Angesprochen auf ihren Abschied sagt sie: "Ich habe gedacht, scheiße – auch wenn ich das normalerweise nicht in den Mund nehme. Ja, ich bin enttäuscht. Es war nicht das, was ich kann. Ich habe mir sogar extra die Beine getapet, obwohl ich mir geschworen habe, es nicht mehr zu machen. Das einzig Positive an dem Kurs ist, dass ich ihn nie wieder fahren muss."
Ihr Start in ihre Olympia-Karriere verlief holprig, wie Gasser erzählt: "Die Aufmerksamkeit kam von null auf hundert, das war ein richtiger Schock. Ich war damals 22 und hatte kaum Kontakt mit Medien.

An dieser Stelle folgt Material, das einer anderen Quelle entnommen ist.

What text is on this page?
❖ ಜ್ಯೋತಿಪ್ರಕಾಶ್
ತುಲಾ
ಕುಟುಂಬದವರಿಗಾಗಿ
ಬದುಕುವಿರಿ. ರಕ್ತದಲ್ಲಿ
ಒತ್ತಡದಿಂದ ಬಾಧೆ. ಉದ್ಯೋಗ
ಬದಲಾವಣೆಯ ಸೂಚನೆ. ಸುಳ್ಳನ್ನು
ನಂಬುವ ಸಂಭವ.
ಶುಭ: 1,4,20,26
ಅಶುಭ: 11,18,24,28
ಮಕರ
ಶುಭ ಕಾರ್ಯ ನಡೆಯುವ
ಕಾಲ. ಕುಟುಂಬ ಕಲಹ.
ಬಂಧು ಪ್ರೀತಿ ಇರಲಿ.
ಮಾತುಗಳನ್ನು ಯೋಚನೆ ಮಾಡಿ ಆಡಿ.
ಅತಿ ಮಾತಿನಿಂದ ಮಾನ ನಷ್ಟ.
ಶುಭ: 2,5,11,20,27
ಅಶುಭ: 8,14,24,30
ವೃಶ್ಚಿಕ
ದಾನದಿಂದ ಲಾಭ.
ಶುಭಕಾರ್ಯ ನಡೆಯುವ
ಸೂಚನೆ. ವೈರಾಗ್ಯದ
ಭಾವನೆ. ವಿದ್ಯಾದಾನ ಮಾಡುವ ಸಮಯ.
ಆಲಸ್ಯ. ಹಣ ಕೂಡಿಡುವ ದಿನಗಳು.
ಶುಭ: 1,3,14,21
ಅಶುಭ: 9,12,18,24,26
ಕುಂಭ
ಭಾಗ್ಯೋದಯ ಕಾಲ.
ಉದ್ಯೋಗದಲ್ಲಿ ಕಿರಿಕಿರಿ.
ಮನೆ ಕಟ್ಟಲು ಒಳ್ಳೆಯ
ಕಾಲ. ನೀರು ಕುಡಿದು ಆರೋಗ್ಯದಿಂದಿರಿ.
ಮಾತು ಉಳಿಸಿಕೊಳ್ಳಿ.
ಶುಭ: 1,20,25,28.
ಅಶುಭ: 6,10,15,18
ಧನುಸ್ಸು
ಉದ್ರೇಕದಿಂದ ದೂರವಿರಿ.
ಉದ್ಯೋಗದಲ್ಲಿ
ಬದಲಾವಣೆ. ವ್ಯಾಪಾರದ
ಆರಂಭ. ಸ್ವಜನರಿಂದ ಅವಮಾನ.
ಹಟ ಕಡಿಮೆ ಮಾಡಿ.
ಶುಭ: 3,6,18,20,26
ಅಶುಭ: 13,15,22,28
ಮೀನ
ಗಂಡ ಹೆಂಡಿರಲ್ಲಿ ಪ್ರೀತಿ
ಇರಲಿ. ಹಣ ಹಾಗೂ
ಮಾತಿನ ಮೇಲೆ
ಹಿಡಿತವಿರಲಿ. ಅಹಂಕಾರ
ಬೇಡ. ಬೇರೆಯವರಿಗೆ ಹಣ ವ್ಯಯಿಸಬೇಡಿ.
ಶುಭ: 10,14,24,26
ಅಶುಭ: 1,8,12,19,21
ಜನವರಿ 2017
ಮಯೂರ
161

Ich habe die Qualifikation gewonnen und hatte anschließend einen Frühstart, bin zu früh losgefahren und wieder zurückgerufen worden. Ich bin raufgeklettert und wieder hinuntergerutscht – und das vor allen Leuten. Ein Betreuer wollte mir helfen und ist ebenfalls mit runtergerutscht. Das war mir damals so peinlich, und dann war ich auch noch in den besten Olympia-Hoppalas."

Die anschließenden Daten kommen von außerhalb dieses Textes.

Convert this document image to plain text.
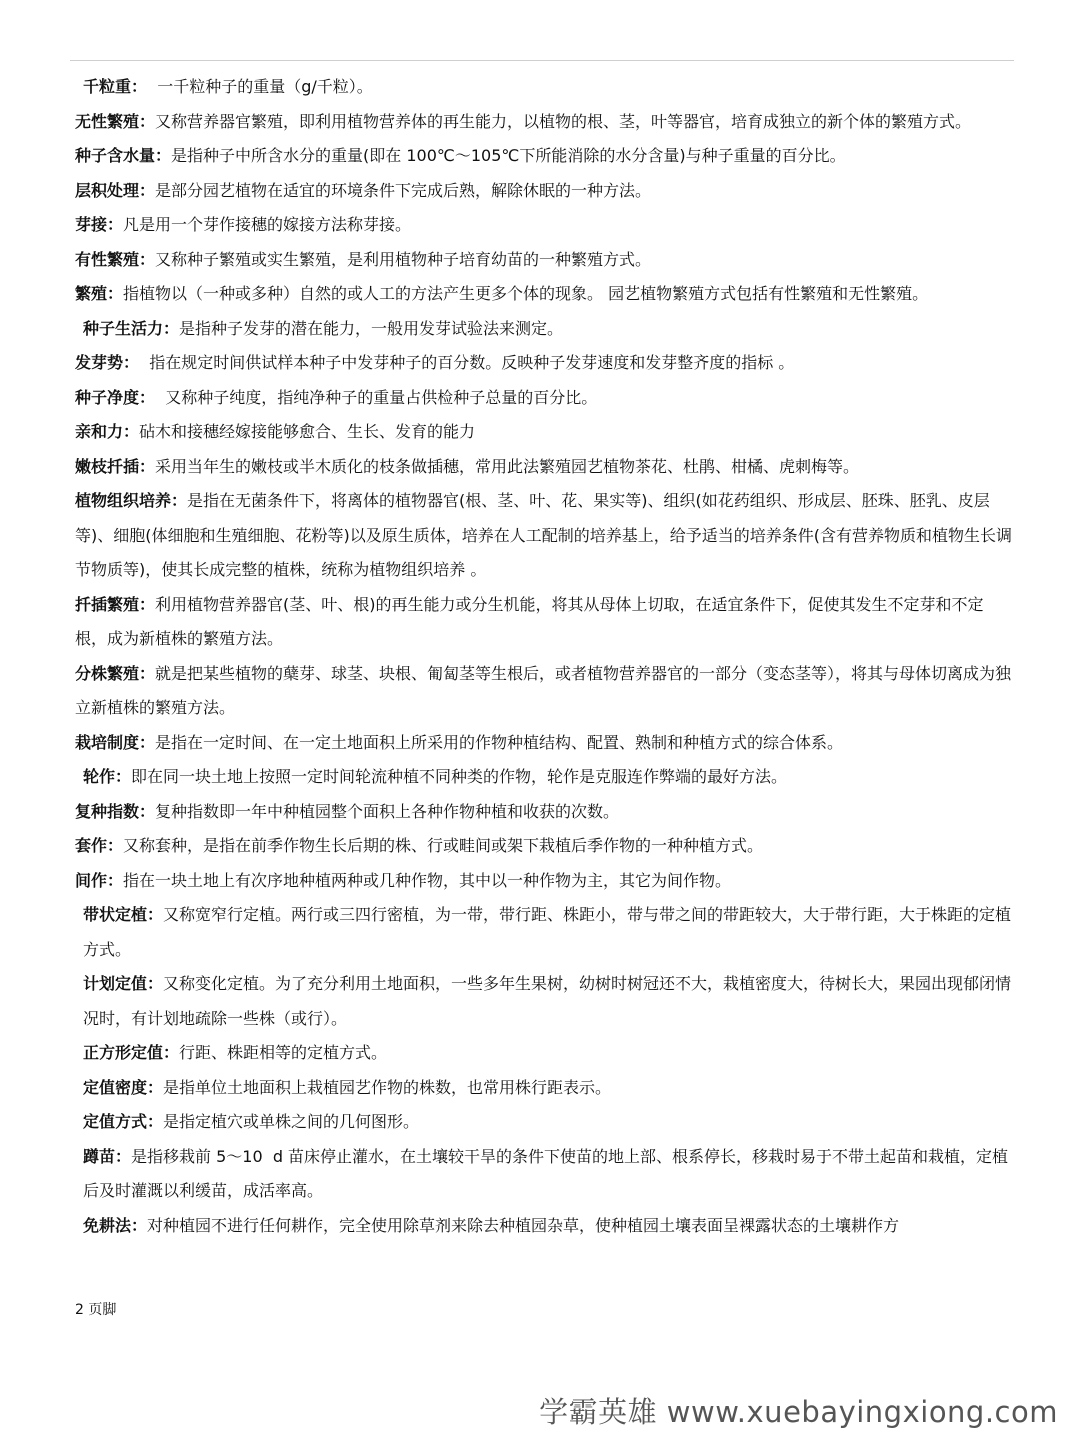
千粒重：  一千粒种子的重量（g/千粒）。

无性繁殖：又称营养器官繁殖，即利用植物营养体的再生能力，以植物的根、茎，叶等器官，培育成独立的新个体的繁殖方式。

种子含水量：是指种子中所含水分的重量(即在 100℃～105℃下所能消除的水分含量)与种子重量的百分比。

层积处理：是部分园艺植物在适宜的环境条件下完成后熟，解除休眠的一种方法。

芽接：凡是用一个芽作接穗的嫁接方法称芽接。

有性繁殖：又称种子繁殖或实生繁殖，是利用植物种子培育幼苗的一种繁殖方式。

繁殖：指植物以（一种或多种）自然的或人工的方法产生更多个体的现象。 园艺植物繁殖方式包括有性繁殖和无性繁殖。

种子生活力：是指种子发芽的潜在能力，一般用发芽试验法来测定。

发芽势：  指在规定时间供试样本种子中发芽种子的百分数。反映种子发芽速度和发芽整齐度的指标 。

种子净度：  又称种子纯度，指纯净种子的重量占供检种子总量的百分比。

亲和力：砧木和接穗经嫁接能够愈合、生长、发育的能力

嫩枝扦插：采用当年生的嫩枝或半木质化的枝条做插穗，常用此法繁殖园艺植物茶花、杜鹃、柑橘、虎刺梅等。

植物组织培养：是指在无菌条件下，将离体的植物器官(根、茎、叶、花、果实等)、组织(如花药组织、形成层、胚珠、胚乳、皮层等)、细胞(体细胞和生殖细胞、花粉等)以及原生质体，培养在人工配制的培养基上，给予适当的培养条件(含有营养物质和植物生长调节物质等)，使其长成完整的植株，统称为植物组织培养 。

扦插繁殖：利用植物营养器官(茎、叶、根)的再生能力或分生机能，将其从母体上切取，在适宜条件下，促使其发生不定芽和不定根，成为新植株的繁殖方法。

分株繁殖：就是把某些植物的蘖芽、球茎、块根、匍匐茎等生根后，或者植物营养器官的一部分（变态茎等），将其与母体切离成为独立新植株的繁殖方法。

栽培制度：是指在一定时间、在一定土地面积上所采用的作物种植结构、配置、熟制和种植方式的综合体系。

轮作：即在同一块土地上按照一定时间轮流种植不同种类的作物，轮作是克服连作弊端的最好方法。

复种指数：复种指数即一年中种植园整个面积上各种作物种植和收获的次数。

套作：又称套种，是指在前季作物生长后期的株、行或畦间或架下栽植后季作物的一种种植方式。

间作：指在一块土地上有次序地种植两种或几种作物，其中以一种作物为主，其它为间作物。

带状定植：又称宽窄行定植。两行或三四行密植，为一带，带行距、株距小，带与带之间的带距较大，大于带行距，大于株距的定植方式。

计划定值：又称变化定植。为了充分利用土地面积，一些多年生果树，幼树时树冠还不大，栽植密度大，待树长大，果园出现郁闭情况时，有计划地疏除一些株（或行）。

正方形定值：行距、株距相等的定植方式。

定值密度：是指单位土地面积上栽植园艺作物的株数，也常用株行距表示。

定值方式：是指定植穴或单株之间的几何图形。

蹲苗：是指移栽前 5～10  d 苗床停止灌水，在土壤较干旱的条件下使苗的地上部、根系停长，移栽时易于不带土起苗和栽植，定植后及时灌溉以利缓苗，成活率高。

免耕法：对种植园不进行任何耕作，完全使用除草剂来除去种植园杂草，使种植园土壤表面呈裸露状态的土壤耕作方

2 页脚
学霸英雄 www.xuebayingxiong.com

Beendet Gasser noch in diesem Jahr ihre Karriere? "Wer weiß, was passiert, aber nach diesem Slopestyle-Bewerb habe ich wenig Lust. Und was viele vergessen: In unserem Sport muss man sich das ganze Jahr über pushen. Man kann nicht wie Lindsey Vonn nach ein paar Jahren zurückkehren. Unser Level lässt das einfach nicht zu."
Die nächsten Tage und Wochen will Gasser mit ihrer Familie verbringen – auf Pizza und Pasta hat sie derzeit allerdings wenig Lust.